A person is trying to lift a ladder of mass \(15 \mathrm{kg}\) and length $8.0 \mathrm{m} .$ The person is exerting a vertical force on the ladder at a point of contact \(2.0 \mathrm{m}\) from the center of gravity. The opposite end of the ladder rests on the floor. (a) When the ladder makes an angle of \(60.0^{\circ}\) with the floor, what is this vertical force? (b) A person tries to help by lifting the ladder at the point of contact with the floor. Does this help the person trying to lift the ladder? Explain.

Draw a diagram of the ladder with all the forces acting on it. Label important lengths (e.g. length of the ladder, distance of the center of gravity from the floor, and distance of the lifting force from the floor) and angles.

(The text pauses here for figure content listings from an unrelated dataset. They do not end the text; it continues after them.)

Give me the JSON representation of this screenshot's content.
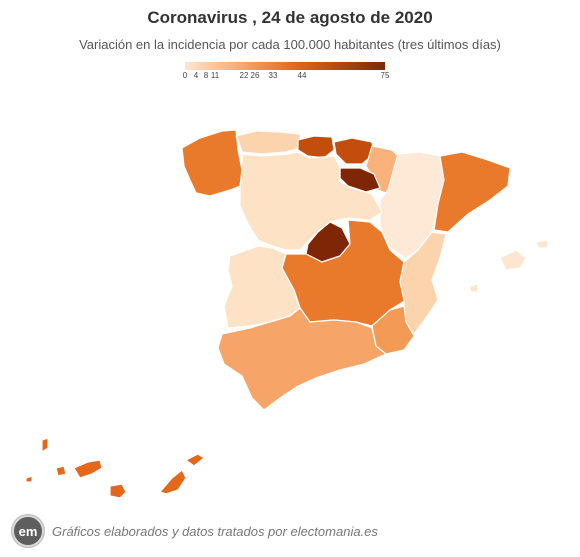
{
  "title": "Coronavirus , 24 de agosto de 2020",
  "subtitle": "Variación en la incidencia por cada 100.000 habitantes (tres últimos días)",
  "legend": {
    "min": 0,
    "max": 75,
    "ticks": [
      "0",
      "4",
      "8",
      "11",
      "22",
      "26",
      "33",
      "44",
      "75"
    ],
    "color_low": "#fde6cf",
    "color_high": "#7a2b02"
  },
  "regions": [
    {
      "name": "Galicia",
      "color": "#ea7a2b"
    },
    {
      "name": "Asturias",
      "color": "#fbd3ad"
    },
    {
      "name": "Cantabria",
      "color": "#c34d0b"
    },
    {
      "name": "País Vasco",
      "color": "#c34d0b"
    },
    {
      "name": "Navarra",
      "color": "#f9b27b"
    },
    {
      "name": "La Rioja",
      "color": "#7f2704"
    },
    {
      "name": "Aragón",
      "color": "#fde9d6"
    },
    {
      "name": "Cataluña",
      "color": "#ea7a2b"
    },
    {
      "name": "Castilla y León",
      "color": "#fde2c6"
    },
    {
      "name": "Madrid",
      "color": "#7f2704"
    },
    {
      "name": "Castilla-La Mancha",
      "color": "#ea7a2b"
    },
    {
      "name": "Extremadura",
      "color": "#fde2c6"
    },
    {
      "name": "Comunidad Valenciana",
      "color": "#fbd3ad"
    },
    {
      "name": "Murcia",
      "color": "#f39a55"
    },
    {
      "name": "Andalucía",
      "color": "#f6a468"
    },
    {
      "name": "Islas Baleares",
      "color": "#fde6cf"
    },
    {
      "name": "Canarias",
      "color": "#e5671a"
    }
  ],
  "footer": {
    "logo_text": "em",
    "credit": "Gráficos elaborados y datos tratados por electomania.es"
  }
}
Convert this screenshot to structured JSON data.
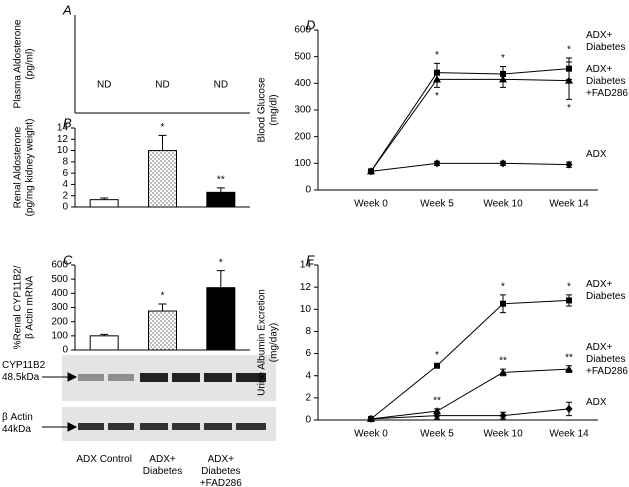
{
  "chart_data": [
    {
      "panel": "A",
      "type": "bar",
      "ylabel": [
        "Plasma Aldosterone",
        "(pg/ml)"
      ],
      "annotations": [
        "ND",
        "ND",
        "ND"
      ]
    },
    {
      "panel": "B",
      "type": "bar",
      "ylabel": [
        "Renal Aldosterone",
        "(pg/mg kidney weight)"
      ],
      "values": [
        1.3,
        10,
        2.6
      ],
      "errors": [
        0.3,
        2.7,
        0.8
      ],
      "annotations": [
        null,
        "*",
        "**"
      ],
      "bar_styles": [
        "open",
        "dotted",
        "solid"
      ],
      "ylim": [
        0,
        14
      ],
      "yticks": [
        0,
        2,
        4,
        6,
        8,
        10,
        12,
        14
      ]
    },
    {
      "panel": "C",
      "type": "bar",
      "ylabel": [
        "%Renal CYP11B2/",
        "β Actin mRNA"
      ],
      "categories": [
        "ADX Control",
        "ADX+ Diabetes",
        "ADX+ Diabetes +FAD286"
      ],
      "values": [
        100,
        275,
        440
      ],
      "errors": [
        10,
        50,
        120
      ],
      "annotations": [
        null,
        "*",
        "*"
      ],
      "bar_styles": [
        "open",
        "dotted",
        "solid"
      ],
      "ylim": [
        0,
        600
      ],
      "yticks": [
        0,
        100,
        200,
        300,
        400,
        500,
        600
      ],
      "blots": [
        {
          "label": "CYP11B2",
          "size": "48.5kDa"
        },
        {
          "label": "β Actin",
          "size": "44kDa"
        }
      ]
    },
    {
      "panel": "D",
      "type": "line",
      "ylabel": [
        "Blood Glucose",
        "(mg/dl)"
      ],
      "categories": [
        "Week 0",
        "Week 5",
        "Week 10",
        "Week 14"
      ],
      "ylim": [
        0,
        600
      ],
      "yticks": [
        0,
        100,
        200,
        300,
        400,
        500,
        600
      ],
      "series": [
        {
          "name": "ADX+ Diabetes",
          "marker": "square",
          "values": [
            70,
            440,
            435,
            455
          ],
          "errors": [
            5,
            35,
            28,
            40
          ],
          "annotations": [
            null,
            "*",
            "*",
            "*"
          ],
          "annotation_side": "above"
        },
        {
          "name": "ADX+ Diabetes +FAD286",
          "marker": "triangle",
          "values": [
            70,
            415,
            415,
            410
          ],
          "errors": [
            5,
            30,
            30,
            70
          ],
          "annotations": [
            null,
            "*",
            null,
            "*"
          ],
          "annotation_side": "below"
        },
        {
          "name": "ADX",
          "marker": "diamond",
          "values": [
            70,
            100,
            100,
            95
          ],
          "errors": [
            5,
            8,
            8,
            10
          ],
          "annotations": [
            null,
            null,
            null,
            null
          ],
          "annotation_side": "above"
        }
      ]
    },
    {
      "panel": "E",
      "type": "line",
      "ylabel": [
        "Urine Albumin Excretion",
        "(mg/day)"
      ],
      "categories": [
        "Week 0",
        "Week 5",
        "Week 10",
        "Week 14"
      ],
      "ylim": [
        0,
        14
      ],
      "yticks": [
        0,
        2,
        4,
        6,
        8,
        10,
        12,
        14
      ],
      "series": [
        {
          "name": "ADX+ Diabetes",
          "marker": "square",
          "values": [
            0.1,
            4.9,
            10.5,
            10.8
          ],
          "errors": [
            0.1,
            0.2,
            0.8,
            0.5
          ],
          "annotations": [
            null,
            "*",
            "*",
            "*"
          ],
          "annotation_side": "above"
        },
        {
          "name": "ADX+ Diabetes +FAD286",
          "marker": "triangle",
          "values": [
            0.1,
            0.8,
            4.3,
            4.6
          ],
          "errors": [
            0.1,
            0.2,
            0.3,
            0.3
          ],
          "annotations": [
            null,
            "**",
            "**",
            "**"
          ],
          "annotation_side": "above"
        },
        {
          "name": "ADX",
          "marker": "diamond",
          "values": [
            0.1,
            0.4,
            0.4,
            1.0
          ],
          "errors": [
            0.1,
            0.3,
            0.3,
            0.6
          ],
          "annotations": [
            null,
            null,
            null,
            null
          ],
          "annotation_side": "above"
        }
      ]
    }
  ]
}
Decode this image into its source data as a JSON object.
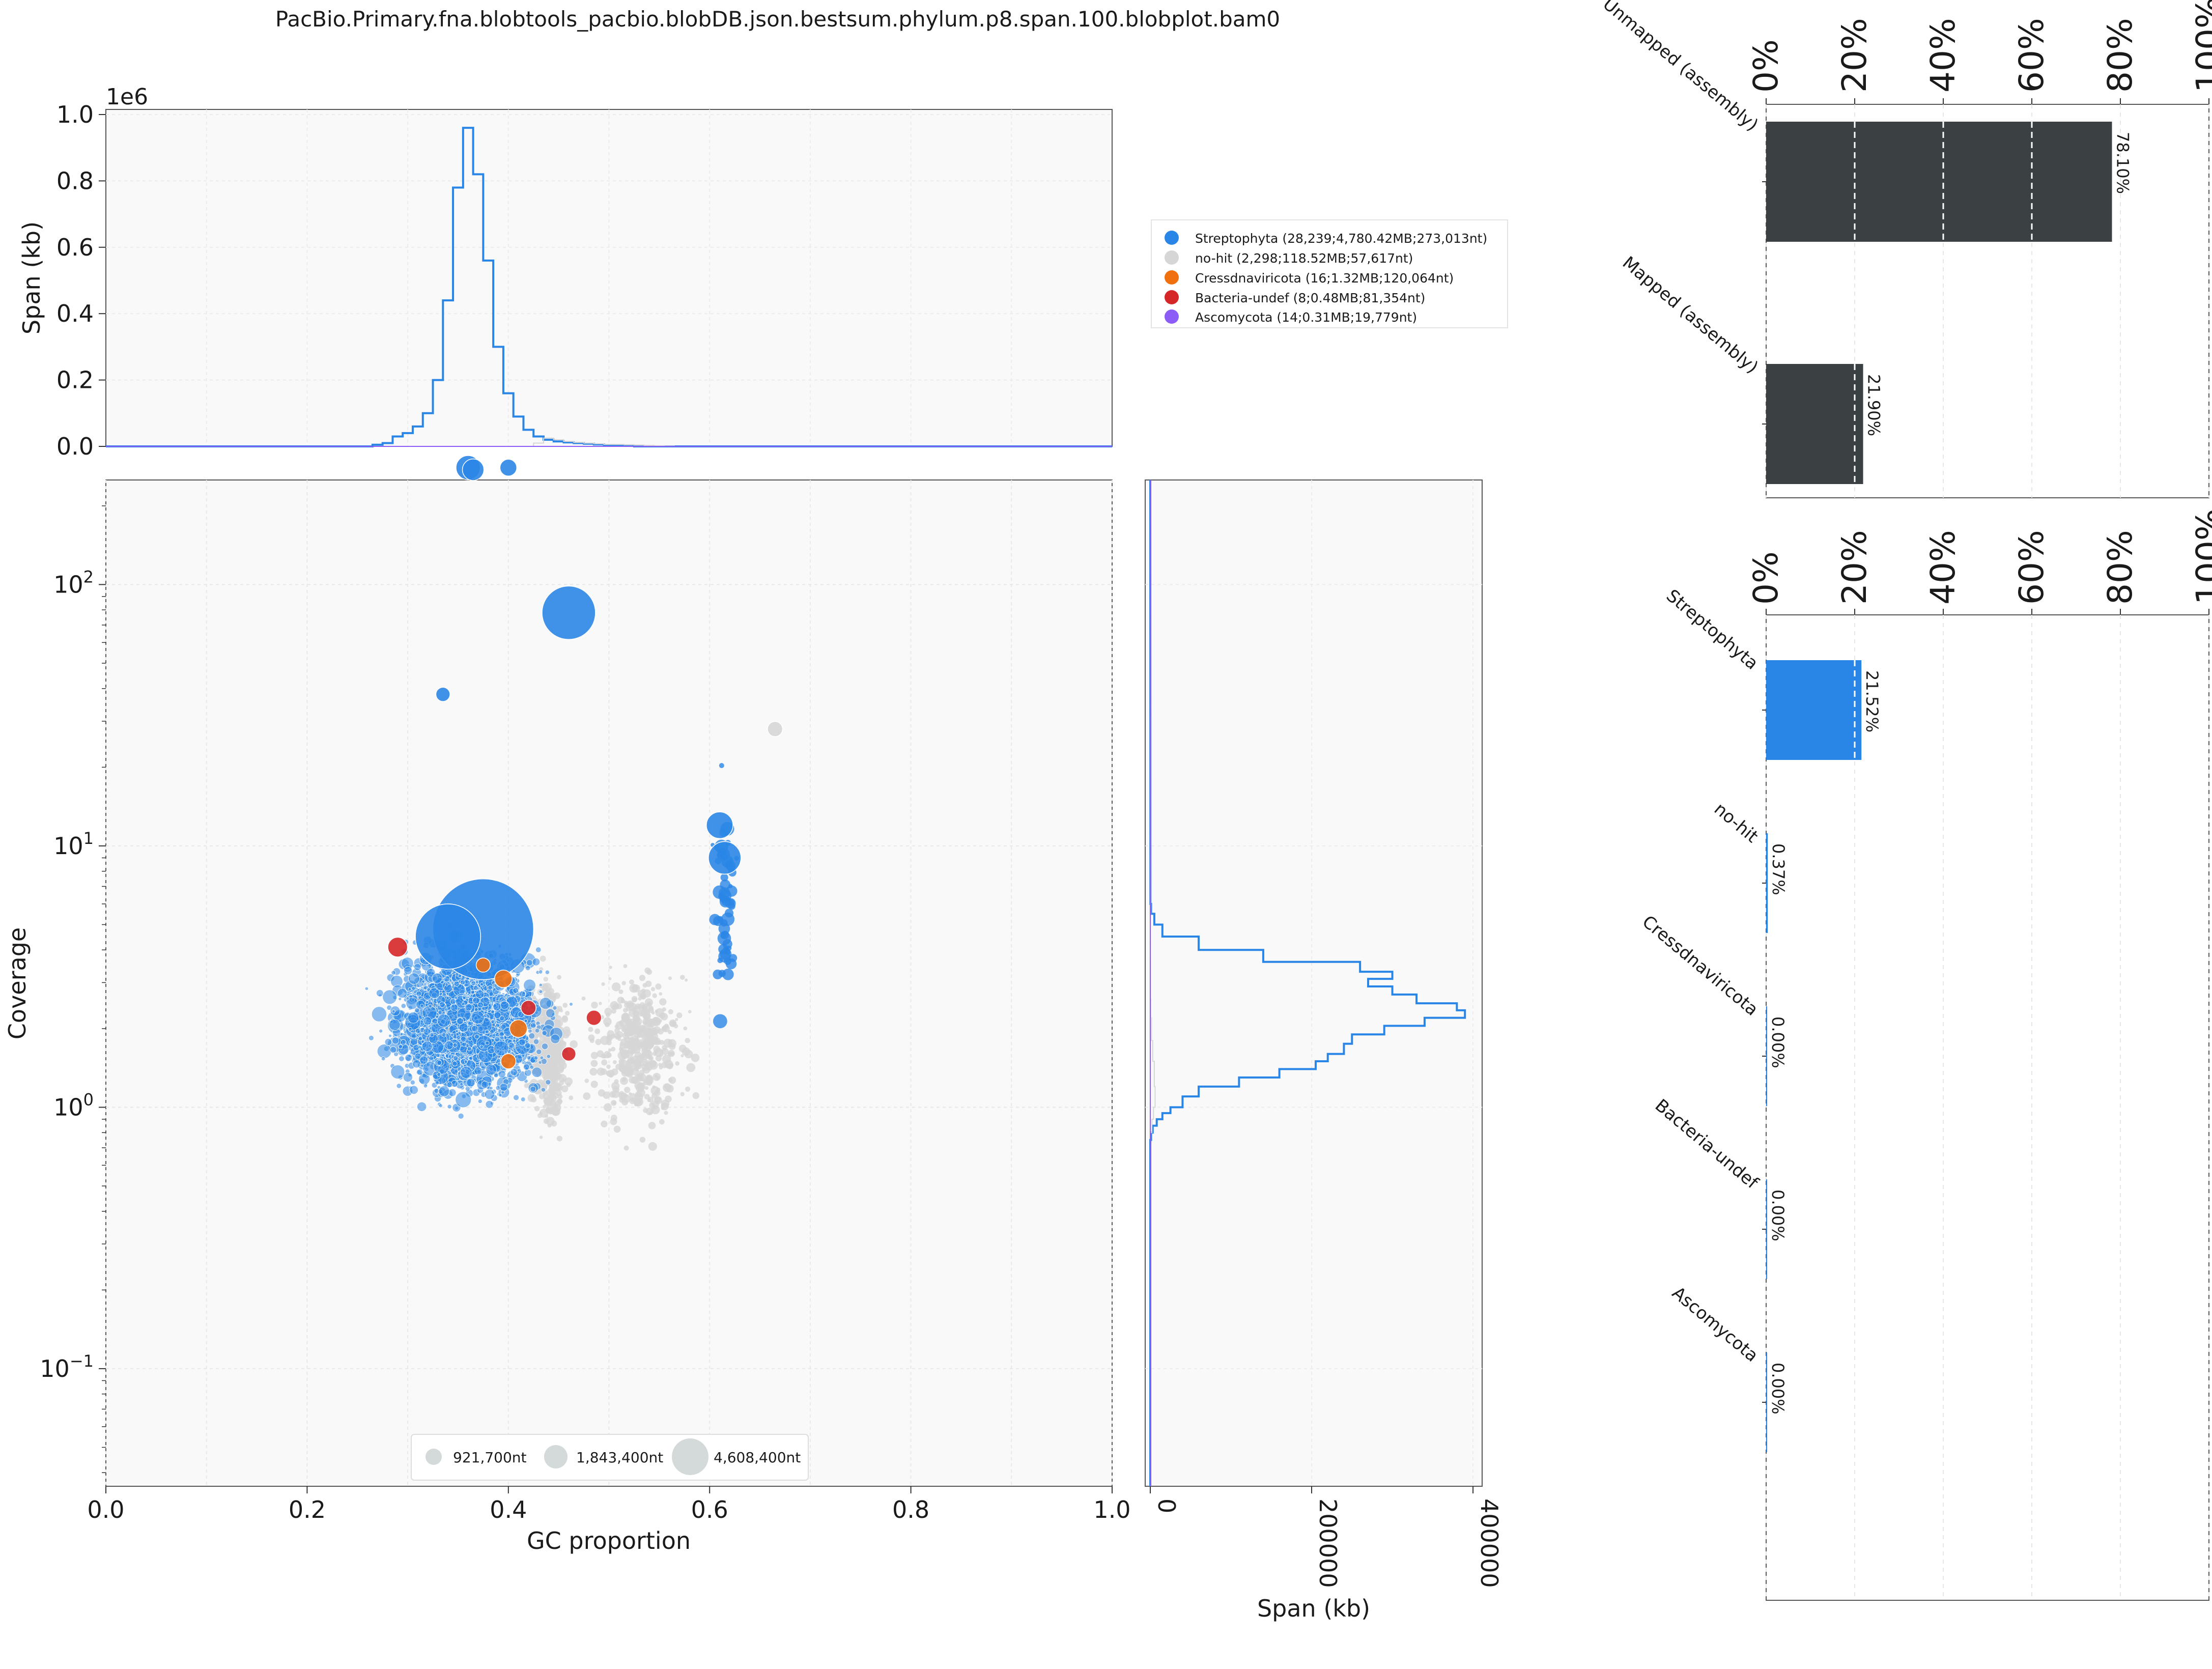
{
  "title": "PacBio.Primary.fna.blobtools_pacbio.blobDB.json.bestsum.phylum.p8.span.100.blobplot.bam0",
  "colors": {
    "Streptophyta": "#2a86e6",
    "no-hit": "#d6d6d6",
    "Cressdnaviricota": "#f07010",
    "Bacteria-undef": "#d62728",
    "Ascomycota": "#8b5cf6",
    "mapping_bar": "#3b4043"
  },
  "chart_data": [
    {
      "id": "top_histogram",
      "type": "line",
      "ylabel": "Span (kb)",
      "y_offset_label": "1e6",
      "xlim": [
        0,
        1
      ],
      "ylim": [
        0,
        1.0
      ],
      "yticks": [
        "0.0",
        "0.2",
        "0.4",
        "0.6",
        "0.8",
        "1.0"
      ],
      "series": [
        {
          "name": "Streptophyta",
          "x": [
            0.27,
            0.28,
            0.29,
            0.3,
            0.31,
            0.32,
            0.33,
            0.34,
            0.35,
            0.36,
            0.37,
            0.38,
            0.39,
            0.4,
            0.41,
            0.42,
            0.43,
            0.44,
            0.45,
            0.46,
            0.47,
            0.48,
            0.49,
            0.5,
            0.51,
            0.52
          ],
          "values": [
            0.005,
            0.01,
            0.03,
            0.04,
            0.06,
            0.1,
            0.2,
            0.44,
            0.78,
            0.96,
            0.82,
            0.56,
            0.3,
            0.16,
            0.09,
            0.05,
            0.03,
            0.02,
            0.015,
            0.012,
            0.01,
            0.008,
            0.006,
            0.004,
            0.003,
            0.002
          ]
        },
        {
          "name": "no-hit",
          "x": [
            0.43,
            0.44,
            0.45,
            0.46,
            0.47,
            0.48,
            0.49,
            0.5,
            0.51,
            0.52,
            0.53,
            0.54,
            0.55,
            0.56
          ],
          "values": [
            0.01,
            0.025,
            0.02,
            0.015,
            0.012,
            0.01,
            0.008,
            0.006,
            0.006,
            0.005,
            0.004,
            0.003,
            0.002,
            0.001
          ]
        }
      ]
    },
    {
      "id": "blob_scatter",
      "type": "scatter",
      "xlabel": "GC proportion",
      "ylabel": "Coverage",
      "xlim": [
        0.0,
        1.0
      ],
      "ylim_log10": [
        -1.45,
        2.4
      ],
      "xticks": [
        "0.0",
        "0.2",
        "0.4",
        "0.6",
        "0.8",
        "1.0"
      ],
      "yticks": [
        {
          "base": "10",
          "exp": "−1",
          "value": 0.1
        },
        {
          "base": "10",
          "exp": "0",
          "value": 1
        },
        {
          "base": "10",
          "exp": "1",
          "value": 10
        },
        {
          "base": "10",
          "exp": "2",
          "value": 100
        }
      ],
      "highlighted_points": [
        {
          "series": "Streptophyta",
          "x": 0.46,
          "y": 78,
          "span_nt": 1200000
        },
        {
          "series": "Streptophyta",
          "x": 0.36,
          "y": 280,
          "span_nt": 200000
        },
        {
          "series": "Streptophyta",
          "x": 0.365,
          "y": 275,
          "span_nt": 150000
        },
        {
          "series": "Streptophyta",
          "x": 0.4,
          "y": 280,
          "span_nt": 80000
        },
        {
          "series": "Streptophyta",
          "x": 0.335,
          "y": 38,
          "span_nt": 50000
        },
        {
          "series": "Streptophyta",
          "x": 0.375,
          "y": 4.8,
          "span_nt": 4608400
        },
        {
          "series": "Streptophyta",
          "x": 0.34,
          "y": 4.5,
          "span_nt": 1843400
        },
        {
          "series": "Streptophyta",
          "x": 0.615,
          "y": 9,
          "span_nt": 400000
        },
        {
          "series": "Streptophyta",
          "x": 0.61,
          "y": 12,
          "span_nt": 250000
        },
        {
          "series": "no-hit",
          "x": 0.665,
          "y": 28,
          "span_nt": 60000
        },
        {
          "series": "Cressdnaviricota",
          "x": 0.395,
          "y": 3.1,
          "span_nt": 90000
        },
        {
          "series": "Cressdnaviricota",
          "x": 0.41,
          "y": 2.0,
          "span_nt": 90000
        },
        {
          "series": "Cressdnaviricota",
          "x": 0.4,
          "y": 1.5,
          "span_nt": 60000
        },
        {
          "series": "Cressdnaviricota",
          "x": 0.375,
          "y": 3.5,
          "span_nt": 50000
        },
        {
          "series": "Bacteria-undef",
          "x": 0.29,
          "y": 4.1,
          "span_nt": 120000
        },
        {
          "series": "Bacteria-undef",
          "x": 0.42,
          "y": 2.4,
          "span_nt": 60000
        },
        {
          "series": "Bacteria-undef",
          "x": 0.485,
          "y": 2.2,
          "span_nt": 60000
        },
        {
          "series": "Bacteria-undef",
          "x": 0.46,
          "y": 1.6,
          "span_nt": 50000
        }
      ],
      "legend": [
        {
          "series": "Streptophyta",
          "label": "Streptophyta (28,239;4,780.42MB;273,013nt)"
        },
        {
          "series": "no-hit",
          "label": "no-hit (2,298;118.52MB;57,617nt)"
        },
        {
          "series": "Cressdnaviricota",
          "label": "Cressdnaviricota (16;1.32MB;120,064nt)"
        },
        {
          "series": "Bacteria-undef",
          "label": "Bacteria-undef (8;0.48MB;81,354nt)"
        },
        {
          "series": "Ascomycota",
          "label": "Ascomycota (14;0.31MB;19,779nt)"
        }
      ],
      "size_legend": [
        {
          "label": "921,700nt",
          "span_nt": 921700
        },
        {
          "label": "1,843,400nt",
          "span_nt": 1843400
        },
        {
          "label": "4,608,400nt",
          "span_nt": 4608400
        }
      ]
    },
    {
      "id": "right_histogram",
      "type": "line",
      "xlabel": "Span (kb)",
      "xlim": [
        0,
        400000
      ],
      "xticks": [
        "0",
        "200000",
        "400000"
      ],
      "orientation": "horizontal",
      "series": [
        {
          "name": "Streptophyta",
          "y": [
            0.75,
            0.8,
            0.85,
            0.9,
            0.95,
            1.0,
            1.1,
            1.2,
            1.3,
            1.4,
            1.5,
            1.6,
            1.75,
            1.9,
            2.05,
            2.2,
            2.35,
            2.5,
            2.7,
            2.9,
            3.1,
            3.3,
            3.6,
            4.0,
            4.5,
            5.0,
            5.5,
            6.0
          ],
          "values": [
            1000,
            3000,
            8000,
            15000,
            25000,
            40000,
            60000,
            110000,
            160000,
            205000,
            220000,
            240000,
            250000,
            290000,
            340000,
            390000,
            380000,
            330000,
            300000,
            270000,
            300000,
            260000,
            140000,
            60000,
            15000,
            5000,
            1000,
            200
          ]
        },
        {
          "name": "no-hit",
          "y": [
            0.8,
            0.9,
            1.0,
            1.2,
            1.5,
            1.8,
            2.2,
            2.6
          ],
          "values": [
            2000,
            4000,
            6000,
            5000,
            3000,
            1500,
            600,
            200
          ]
        }
      ]
    },
    {
      "id": "mapping_bars",
      "type": "bar",
      "orientation": "horizontal",
      "categories": [
        "Unmapped (assembly)",
        "Mapped (assembly)"
      ],
      "values": [
        78.1,
        21.9
      ],
      "value_labels": [
        "78.10%",
        "21.90%"
      ],
      "xlim": [
        0,
        100
      ],
      "xticks": [
        "0%",
        "20%",
        "40%",
        "60%",
        "80%",
        "100%"
      ]
    },
    {
      "id": "taxon_bars",
      "type": "bar",
      "orientation": "horizontal",
      "categories": [
        "Streptophyta",
        "no-hit",
        "Cressdnaviricota",
        "Bacteria-undef",
        "Ascomycota"
      ],
      "values": [
        21.52,
        0.37,
        0.0,
        0.0,
        0.0
      ],
      "value_labels": [
        "21.52%",
        "0.37%",
        "0.00%",
        "0.00%",
        "0.00%"
      ],
      "xlim": [
        0,
        100
      ],
      "xticks": [
        "0%",
        "20%",
        "40%",
        "60%",
        "80%",
        "100%"
      ]
    }
  ]
}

We can break down the forces acting on the ladder into their horizontal and vertical components. We have: - The weight of the ladder acting downwards at the center of gravity: \(mg\) - The vertical force exerted by the person lifting the ladder: \(F_v\) - The normal force from the floor acting on the end of the ladder: \(N\)

Torque is calculated as the force multiplied by the perpendicular distance to the pivot point. The pivot point, in this case, is the end of the ladder resting on the floor. We'll calculate the torque due to \(F_v\) and the torque due to the weight of the ladder in vertical direction. Torque due to \(F_v\): Since the force is vertical and the distance from the pivot point to the point of contact (where the force is exerted) is 2m, we have: \(τ_{F_v} = F_v \times (2\,\mathrm{m})\) Torque due to the weight of the ladder: Let's call \(L\) the distance from the pivot point to the center of gravity, which is half the length of the ladder (\(L = 8.0\,\mathrm{m} / 2 = 4.0\,\mathrm{m}\)). Since the weight of the ladder acts downwards, the torque is calculated using the perpendicular distance to the pivot point, which can be found using trigonometry: \(τ_{mg} = mg \times (L \sin(60^{\circ}))\)

Since the ladder is in equilibrium, the torques balance each other: \(τ_{F_v} = τ_{mg}\) Substituting the expressions for the torques: \(F_v \times (2\,\mathrm{m}) = mg \times (4.0\,\mathrm{m} \sin(60^{\circ}))\) Solve for \(F_v\): \(F_v = \frac{mg (4.0\,\mathrm{m} \sin(60^{\circ}))}{2\,\mathrm{m}}\) Substitute the values of mass \((15\,\mathrm{kg})\) and gravitational acceleration \((9.81\,\mathrm{m/s^2})\): \(F_v = \frac{(15\,\mathrm{kg})(9.81\,\mathrm{m/s^2})(4.0\,\mathrm{m} \sin(60^{\circ}))}{2\,\mathrm{m}} \approx 204.11\,\mathrm{N}\) (a) The vertical force exerted by the person is approximately \(204.11\,\mathrm{N}\).

If a second person tries to help by lifting the ladder at the point of contact with the floor, the additional force they provide would either introduce a vertical or horizontal component or both. Since the normal force from the floor keeps the ladder from sinking into the ground, a vertical force from the second person at this point would have no effect on the overall vertical force needed by the first person. However, if the second person applies a horizontal force, it could potentially change the angle between the ladder and the floor, which could in turn change the torque balance, either increasing or decreasing the required force exerted by the first person. (b) Lifting the ladder at the point of contact with the floor in vertical direction does not help the first person. The second person should apply a horizontal force in order to help the first person efficiently.